LW: The Annual Fall Case Study purpose and focus is to identify trends and to expose our membership to new ideas in the field of investigation and security. This year’s study looks at security and investigations in an operational, in-field context, where time is critical, along with results. We look at how we can explore real-time practices, and the benefits, along with the challenges and requirements to perform the function in this study.
The topic was proposed in December 2009 for the Fall Case Study 2010, it takes considerable coordination to pull off our annual case studies, but it’s worth it!
HTCIA: What will the three different phases be? Do members need to attend all 3 to get the full benefit of the study, or can they attend just one or two?
LW: Each Phase of the Annual Fall Case Study focuses on a certain aspect of the scenario. Phase I is the introduction of the scenario, the issue, and the parties involved in the study. Phase II offers further review of the scenario, and delves into the complexity of the situation and technical overview, and explores the real issues at hand, Phase III is the investigation, and the outcome of the investigation.
We also review the case study as a whole at the end of the presentation, and try to delve into any legal or policy issues that might arise from the scenario. As we begin each Phase, we recap the previous presentations, if an attendee misses a session they are able to catch up in the study.
HTCIA: What’s the mix of policy, procedure & practices you hope attendees will take away from this study?
LW: During the Phases of the case studies we review policies, procedures and practices both current, and what the membership and attendees would like to see in the future to support the work of our community as a whole.
HTCIA: This is the third case study you’ve presented. What were the other two? What was your turnout for those, and what kind of feedback did you get?
LW: In the past we have hosted case studies on “Organized Crime in a Virtual World” and “The Illegal Practices of Competitive Intelligence and Industrial Espionage” from a tech crime perspective. These studies generate a large and well spread audience, which is a big draw for our membership.
HTCIA: Who typically shows up, and how do the case studies enhance their existing skills?
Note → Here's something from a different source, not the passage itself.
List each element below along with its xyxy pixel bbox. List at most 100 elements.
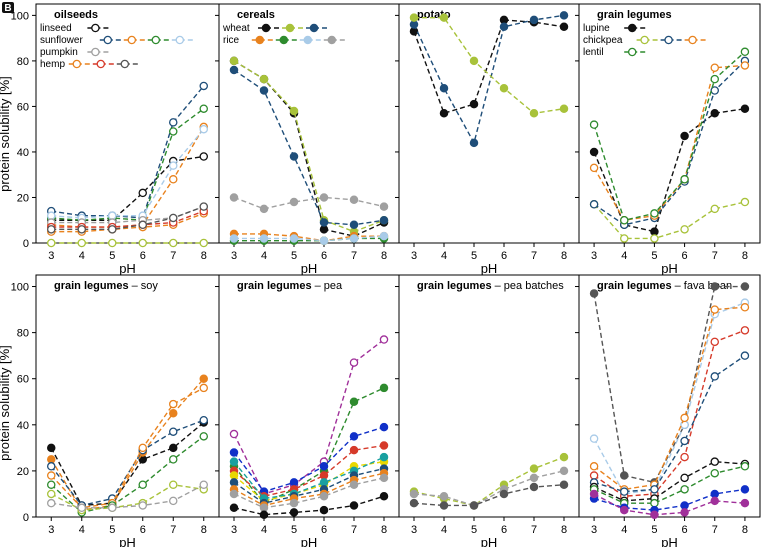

LW: As the case studies include a wide range of considerations, including physical security, the interests of law enforcement and the military, intelligence aspects, the law and technology, attendees are varied from many communities, including police agencies, government, consultants, military and defence, legal professionals, technology, and the private sector.
These studies offer preparation and awareness training, along with community interaction to solve and build a base of techniques and procedures for challenging and frontier oriented crimes and threats.
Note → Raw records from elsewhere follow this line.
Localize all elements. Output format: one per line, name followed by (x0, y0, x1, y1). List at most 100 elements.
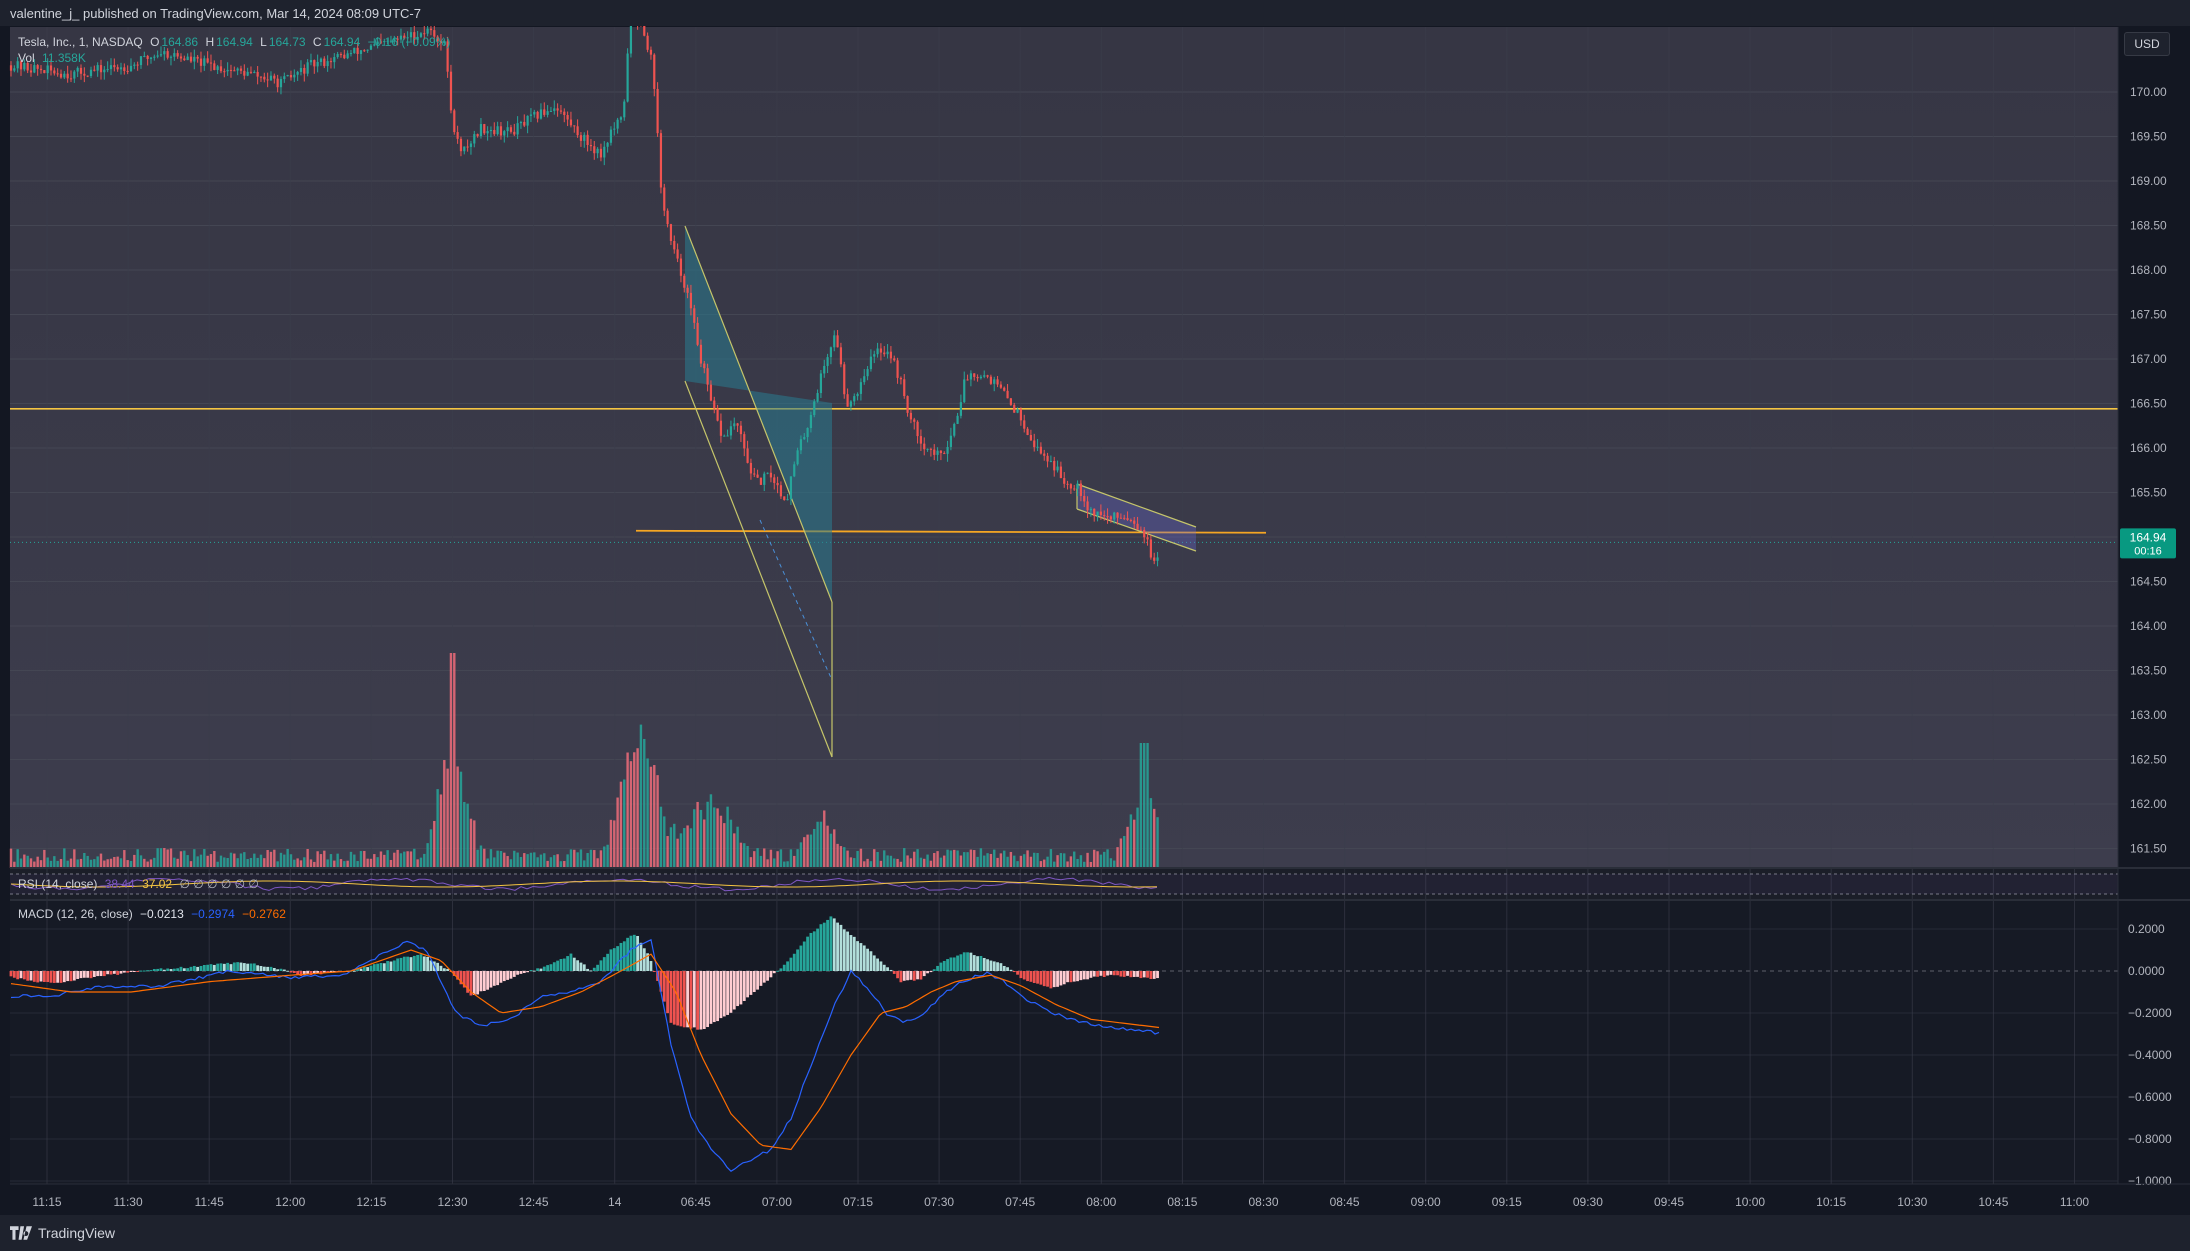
volume-bar (73, 849, 76, 868)
candle-body (1043, 453, 1046, 456)
publish-header: valentine_j_ published on TradingView.co… (0, 0, 2190, 26)
candle-body (629, 26, 633, 54)
rsi-value-2: 37.02 (142, 877, 173, 891)
candle-body (1073, 488, 1076, 490)
candle-body (996, 379, 999, 385)
macd-hist-bar (806, 936, 809, 971)
candle-body (616, 119, 619, 129)
macd-hist-bar (216, 963, 220, 971)
volume-bar (593, 850, 596, 868)
candle-body (689, 292, 693, 309)
volume-bar (353, 854, 356, 868)
macd-hist-bar (459, 971, 463, 985)
macd-hist-bar (652, 971, 656, 972)
candle-body (336, 54, 339, 58)
volume-bar (699, 809, 703, 868)
candle-body (733, 423, 736, 427)
candle-body (563, 111, 566, 116)
drawings[interactable] (10, 225, 2118, 758)
macd-hist-bar (1102, 971, 1106, 977)
volume-bar (1129, 814, 1133, 868)
macd-hist-bar (1109, 971, 1113, 975)
volume-bar (243, 852, 246, 868)
macd-hist-bar (362, 966, 366, 971)
candle-body (859, 382, 863, 394)
candle-body (599, 148, 603, 158)
legend-open-label: O (150, 35, 160, 49)
macd-hist-bar (82, 971, 86, 978)
candle-body (439, 40, 443, 44)
volume-bar (506, 856, 509, 868)
macd-hist-bar (502, 971, 506, 982)
candle-body (253, 71, 256, 73)
volume-bar (583, 860, 586, 868)
legend-symbol[interactable]: Tesla, Inc., 1, NASDAQ (18, 35, 143, 49)
candle-body (126, 70, 129, 72)
candle-body (956, 415, 959, 424)
volume-bar (329, 854, 333, 868)
macd-hist-bar (1046, 971, 1049, 987)
macd-hist-bar (1029, 971, 1033, 982)
macd-hist-bar (122, 971, 126, 973)
candle-body (1116, 512, 1119, 518)
candle-body (706, 368, 709, 385)
macd-hist-bar (476, 971, 480, 995)
rsi-label[interactable]: RSI (14, close) (18, 877, 98, 891)
candle-body (216, 66, 219, 70)
macd-tick-label: −0.6000 (2128, 1090, 2172, 1104)
volume-bar (309, 859, 313, 868)
candle-body (886, 351, 889, 355)
volume-bar (53, 856, 56, 868)
macd-hist-bar (1022, 971, 1026, 980)
volume-bar (256, 857, 259, 868)
candle-body (403, 35, 406, 39)
volume-bar (753, 851, 756, 868)
candle-body (1066, 483, 1069, 485)
volume-bar (259, 854, 263, 868)
volume-bar (979, 848, 983, 868)
candle-body (1143, 529, 1146, 538)
macd-hist-bar (139, 970, 143, 972)
macd-hist-bar (226, 962, 230, 971)
candle-body (433, 30, 436, 37)
volume-bar (569, 849, 573, 868)
currency-button[interactable]: USD (2124, 32, 2170, 56)
candle-body (223, 71, 226, 73)
candle-body (749, 462, 753, 474)
chart-canvas[interactable]: 170.00 169.50 169.00 168.50 168.00 167.50 167.… (0, 26, 2190, 1215)
volume-bar (876, 851, 879, 868)
candle-body (189, 56, 193, 62)
rsi-pane (10, 873, 2118, 895)
volume-bar (213, 850, 216, 868)
volume-bar (436, 789, 439, 868)
volume-bar (599, 850, 603, 868)
macd-hist-bar (869, 951, 873, 971)
candle-body (489, 129, 493, 132)
volume-bar (576, 852, 579, 868)
volume-bar (759, 855, 763, 868)
volume-bar (389, 859, 393, 868)
price-tick-label: 166.50 (2130, 397, 2167, 411)
macd-hist-bar (1002, 965, 1006, 971)
volume-bar (449, 653, 453, 868)
price-badge-countdown: 00:16 (2134, 545, 2162, 557)
volume-bar (219, 855, 223, 868)
macd-hist-bar (716, 971, 719, 1022)
macd-hist-bar (376, 963, 380, 971)
candle-body (123, 67, 126, 71)
volume-bar (799, 842, 803, 868)
candle-body (953, 423, 956, 436)
candle-body (796, 450, 799, 465)
macd-hist-bar (372, 964, 376, 971)
candle-body (1109, 516, 1112, 520)
volume-bar (316, 851, 319, 868)
macd-hist-bar (1039, 971, 1043, 985)
tradingview-brand[interactable]: TradingView (10, 1225, 115, 1241)
volume-bar (123, 850, 126, 868)
candle-body (229, 69, 233, 71)
macd-label[interactable]: MACD (12, 26, close) (18, 907, 133, 921)
candle-body (389, 40, 393, 42)
macd-hist-bar (326, 971, 330, 973)
volume-bar (399, 853, 403, 868)
volume-bar (233, 853, 236, 868)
HTCIA: How did your chapter come up with the idea for annual case studies?
LW: We offer monthly program events that cover a particular topic. In response to membership input, we came up with the idea of hosting in-depth case studies to explore a scenario in its entirety. We host the annual study to bring awareness to future crimes and investigation realms that are burgeoning on the frontier.
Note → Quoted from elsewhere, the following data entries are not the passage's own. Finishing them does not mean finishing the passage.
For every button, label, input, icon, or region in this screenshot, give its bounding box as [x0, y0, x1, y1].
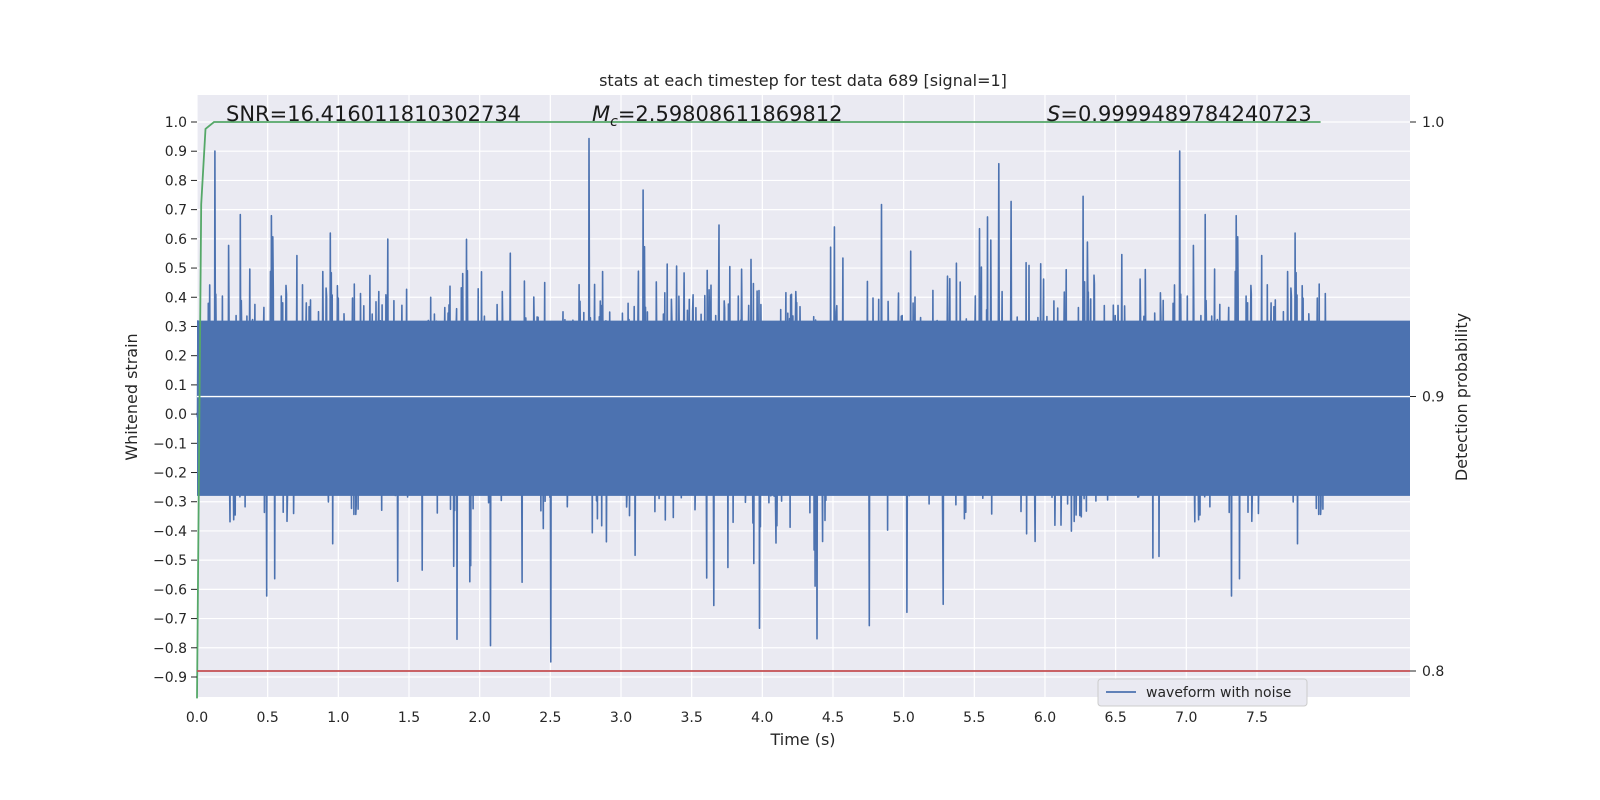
y-tick-label: −0.3	[153, 495, 187, 511]
y2-axis-label: Detection probability	[1452, 313, 1471, 481]
x-tick-label: 1.0	[327, 710, 349, 726]
chirp-mass-symbol: M	[592, 102, 610, 126]
x-axis-ticks: 0.0 0.5 1.0 1.5 2.0 2.5 3.0 3.5 4.0 4.5 5.0 5.5 6.0 6…	[186, 710, 1268, 726]
y-tick-label: −0.1	[153, 436, 187, 452]
x-tick-label: 0.0	[186, 710, 208, 726]
y-tick-label: −0.5	[153, 553, 187, 569]
x-tick-label: 5.5	[963, 710, 985, 726]
y-tick-label: −0.4	[153, 524, 187, 540]
x-axis-label: Time (s)	[769, 730, 835, 749]
waveform-dense-band	[197, 320, 1410, 496]
detection-probability-series	[196, 121, 1321, 699]
x-tick-label: 2.0	[469, 710, 491, 726]
y2-tick-label: 0.9	[1422, 390, 1444, 406]
x-tick-label: 0.5	[257, 710, 279, 726]
x-tick-label: 4.0	[751, 710, 773, 726]
x-tick-label: 6.5	[1105, 710, 1127, 726]
chirp-mass-value: =2.59808611869812	[618, 102, 843, 126]
x-tick-label: 7.0	[1175, 710, 1197, 726]
y-tick-label: 0.1	[165, 378, 187, 394]
y-tick-label: −0.2	[153, 466, 187, 482]
y-axis-label: Whitened strain	[122, 333, 141, 460]
y-tick-label: 0.2	[165, 349, 187, 365]
y-tick-label: −0.7	[153, 612, 187, 628]
y2-tick-label: 1.0	[1422, 115, 1444, 131]
y2-axis-ticks: 1.0 0.9 0.8	[1410, 115, 1444, 680]
x-tick-label: 2.5	[539, 710, 561, 726]
x-tick-label: 5.0	[893, 710, 915, 726]
y-tick-label: 0.0	[165, 407, 187, 423]
y-tick-label: 0.8	[165, 173, 187, 189]
legend-box	[1097, 678, 1308, 707]
y-tick-label: 0.5	[165, 261, 187, 277]
x-tick-label: 3.5	[681, 710, 703, 726]
x-tick-label: 4.5	[822, 710, 844, 726]
detection-score-annotation: S=0.9999489784240723	[1047, 102, 1312, 126]
waveform-series	[196, 137, 1410, 663]
y-tick-label: 0.7	[165, 203, 187, 219]
chirp-mass-subscript: c	[610, 114, 618, 130]
detection-probability-line	[196, 121, 1321, 699]
y-axis-ticks: 1.0 0.9 0.8 0.7 0.6 0.5 0.4 0.3 0.2 0.1 0.0 −0.1 −0.…	[153, 115, 197, 686]
legend-label-waveform: waveform with noise	[1146, 685, 1291, 701]
y-tick-label: 0.3	[165, 319, 187, 335]
y-tick-label: −0.9	[153, 670, 187, 686]
x-tick-label: 6.0	[1034, 710, 1056, 726]
detection-score-value: =0.9999489784240723	[1060, 102, 1311, 126]
snr-annotation: SNR=16.416011810302734	[226, 102, 521, 126]
x-tick-label: 1.5	[398, 710, 420, 726]
y-tick-label: −0.6	[153, 582, 187, 598]
y-tick-label: 1.0	[165, 115, 187, 131]
y-tick-label: −0.8	[153, 641, 187, 657]
x-tick-label: 3.0	[610, 710, 632, 726]
y-tick-label: 0.4	[165, 290, 187, 306]
y-tick-label: 0.9	[165, 144, 187, 160]
y2-tick-label: 0.8	[1422, 664, 1444, 680]
detection-score-symbol: S	[1047, 102, 1060, 126]
legend: waveform with noise	[1097, 678, 1308, 707]
chart-title: stats at each timestep for test data 689…	[599, 71, 1007, 90]
chirp-mass-annotation: Mc=2.59808611869812	[592, 102, 843, 130]
x-tick-label: 7.5	[1246, 710, 1268, 726]
y-tick-label: 0.6	[165, 232, 187, 248]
The goal is interactive, to create discussion and awareness for investigators and security practitioners so that we better prepare the community for the future.
HTCIA: Anything else?
LW: The Annual Fall Case Study is a large event, it takes several months of consistent coordination, and industry knowledge to pull together the right resources, create a relevant and challenging scenario, and create a cohesive study between the speakers and presenters. The Board allocates a dedicated resource to this program activity, and that is a result of our lessons learned over the last three years. If other chapters are interested in hosting this kind of event we would be happy to share our lessons learned with them!